TORINO – Nasce in Piemonte la rete assistenziale per la diagnosi e il trattamento della sclerosi laterale amiotrofica (Sla) e delle sue varianti cliniche (sclerosi laterale primaria, atrofia bulbo-spinale di Kennedy e sindrome postpoliomielitica). Lo ha deciso questa mattina la Giunta regionale, approvando una delibera in cui si definisce per la prima volta un modello di presa in carico completa e continua delle persone affette da Sla, malattia neurodegenerativa progressiva, che colpisce i motoneuroni delle corna anteriori del midollo spinale, del tronco cerebrale e la corteccia cerebrale motoria.
”I malati di Sla – ha spiegato l’assessore regionale alla Sanita, Eleonora Artesio – necessitano di cure complesse e personalizzate per le quali e’ necessario disporre di un team a forte caratterizzazione culturale e psicologica, che segua il malato in tutte le fasi della malattia e lo assista nel difficile percorso della sua vita quotidiana e delle scelte individuali che questa patologia frequentemente implica”.

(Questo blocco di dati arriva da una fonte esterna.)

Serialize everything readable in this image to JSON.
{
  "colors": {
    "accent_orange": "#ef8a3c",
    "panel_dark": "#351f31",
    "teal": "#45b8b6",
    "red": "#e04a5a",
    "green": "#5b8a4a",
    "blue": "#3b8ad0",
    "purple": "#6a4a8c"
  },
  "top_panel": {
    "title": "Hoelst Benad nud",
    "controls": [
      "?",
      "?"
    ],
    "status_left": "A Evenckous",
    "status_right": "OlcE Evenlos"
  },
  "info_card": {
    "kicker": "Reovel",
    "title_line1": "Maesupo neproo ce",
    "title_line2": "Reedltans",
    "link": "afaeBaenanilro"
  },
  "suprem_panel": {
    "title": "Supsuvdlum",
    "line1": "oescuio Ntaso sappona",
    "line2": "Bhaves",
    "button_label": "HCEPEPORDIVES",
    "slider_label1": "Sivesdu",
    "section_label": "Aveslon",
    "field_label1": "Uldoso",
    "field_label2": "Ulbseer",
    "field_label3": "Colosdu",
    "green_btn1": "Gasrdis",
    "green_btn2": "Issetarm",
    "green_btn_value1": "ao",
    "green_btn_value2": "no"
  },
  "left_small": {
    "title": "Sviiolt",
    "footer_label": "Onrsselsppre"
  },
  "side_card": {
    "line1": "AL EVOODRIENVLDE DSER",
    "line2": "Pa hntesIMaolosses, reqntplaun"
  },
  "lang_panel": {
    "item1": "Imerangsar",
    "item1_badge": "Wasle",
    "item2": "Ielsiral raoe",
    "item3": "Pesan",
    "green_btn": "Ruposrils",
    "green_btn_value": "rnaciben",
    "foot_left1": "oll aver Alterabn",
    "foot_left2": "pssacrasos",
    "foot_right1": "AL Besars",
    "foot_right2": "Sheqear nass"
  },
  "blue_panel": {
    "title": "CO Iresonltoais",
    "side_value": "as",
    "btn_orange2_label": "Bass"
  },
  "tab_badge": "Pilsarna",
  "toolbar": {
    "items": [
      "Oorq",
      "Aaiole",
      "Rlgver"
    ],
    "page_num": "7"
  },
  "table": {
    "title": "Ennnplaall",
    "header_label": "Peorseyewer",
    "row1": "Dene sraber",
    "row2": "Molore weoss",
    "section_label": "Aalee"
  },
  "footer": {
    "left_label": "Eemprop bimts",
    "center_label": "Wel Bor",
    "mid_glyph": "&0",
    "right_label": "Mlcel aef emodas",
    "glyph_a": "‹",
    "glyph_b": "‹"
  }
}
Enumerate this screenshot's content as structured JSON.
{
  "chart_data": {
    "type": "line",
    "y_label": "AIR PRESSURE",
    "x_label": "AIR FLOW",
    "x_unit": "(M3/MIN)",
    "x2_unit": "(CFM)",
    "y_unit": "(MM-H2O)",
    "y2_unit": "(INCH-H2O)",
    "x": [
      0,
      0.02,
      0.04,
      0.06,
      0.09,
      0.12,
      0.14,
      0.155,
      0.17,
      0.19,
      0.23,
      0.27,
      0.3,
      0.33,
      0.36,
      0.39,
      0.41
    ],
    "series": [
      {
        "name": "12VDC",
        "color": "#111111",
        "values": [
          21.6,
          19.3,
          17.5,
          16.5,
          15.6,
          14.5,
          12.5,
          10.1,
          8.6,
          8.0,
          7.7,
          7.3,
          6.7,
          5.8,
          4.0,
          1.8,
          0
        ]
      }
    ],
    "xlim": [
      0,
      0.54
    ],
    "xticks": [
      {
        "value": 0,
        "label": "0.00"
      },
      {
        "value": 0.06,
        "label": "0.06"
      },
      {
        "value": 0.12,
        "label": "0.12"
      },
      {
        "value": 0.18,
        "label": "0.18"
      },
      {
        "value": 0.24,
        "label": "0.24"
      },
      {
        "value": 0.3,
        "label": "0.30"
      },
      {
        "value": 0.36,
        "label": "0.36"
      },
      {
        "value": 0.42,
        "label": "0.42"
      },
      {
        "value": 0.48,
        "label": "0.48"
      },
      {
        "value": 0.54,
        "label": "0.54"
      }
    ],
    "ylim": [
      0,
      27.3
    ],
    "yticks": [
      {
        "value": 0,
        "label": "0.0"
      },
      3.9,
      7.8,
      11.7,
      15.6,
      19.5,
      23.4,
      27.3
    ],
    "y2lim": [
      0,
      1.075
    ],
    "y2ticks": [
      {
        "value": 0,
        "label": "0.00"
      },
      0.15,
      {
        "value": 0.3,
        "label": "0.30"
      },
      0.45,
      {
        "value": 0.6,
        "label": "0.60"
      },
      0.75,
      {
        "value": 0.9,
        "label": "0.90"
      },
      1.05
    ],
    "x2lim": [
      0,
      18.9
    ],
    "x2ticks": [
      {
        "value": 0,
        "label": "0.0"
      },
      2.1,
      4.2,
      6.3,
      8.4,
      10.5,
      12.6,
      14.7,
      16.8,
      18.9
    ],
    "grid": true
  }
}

A questo scopo, nel provvedimento vengono individuati due centri ‘esperti, le Molinette di Torino e il Maggiore di Novara che avranno il compito, oltre che di formulare o di confermare la diagnosi, di eseguire la valutazione multiprofessionale del malato e di garantirne la continuita’ dell’assistenza, in stretta collaborazione con i servizi territoriali e ospedalieri del territorio di residenza.
La presa in carico dovra’ prevedere un programma per la mobilitazione attiva e passiva, con la prescrizione di presidi adatti (carrozzine, tutori), il monitoraggio e l’intervento nutrizionale, il monitoraggio della funzione respiratoria, della ventilazione non invasiva e della ventilazione invasiva; il controllo della funzione fonatoria, il supporto precoce alla comunicazione, con la fornitura di ausili tecnologici che consentano al paziente di preservare il contatto con il mondo esterno, anche in presenza di un gravissimo deterioramento del quadro motorio.
Sin dalla fase della diagnosi, inoltre, dovra’ essere offerto ai malati e alle loro famiglie un supporto psicologico, anche in collaborazione con le associazioni dei pazienti.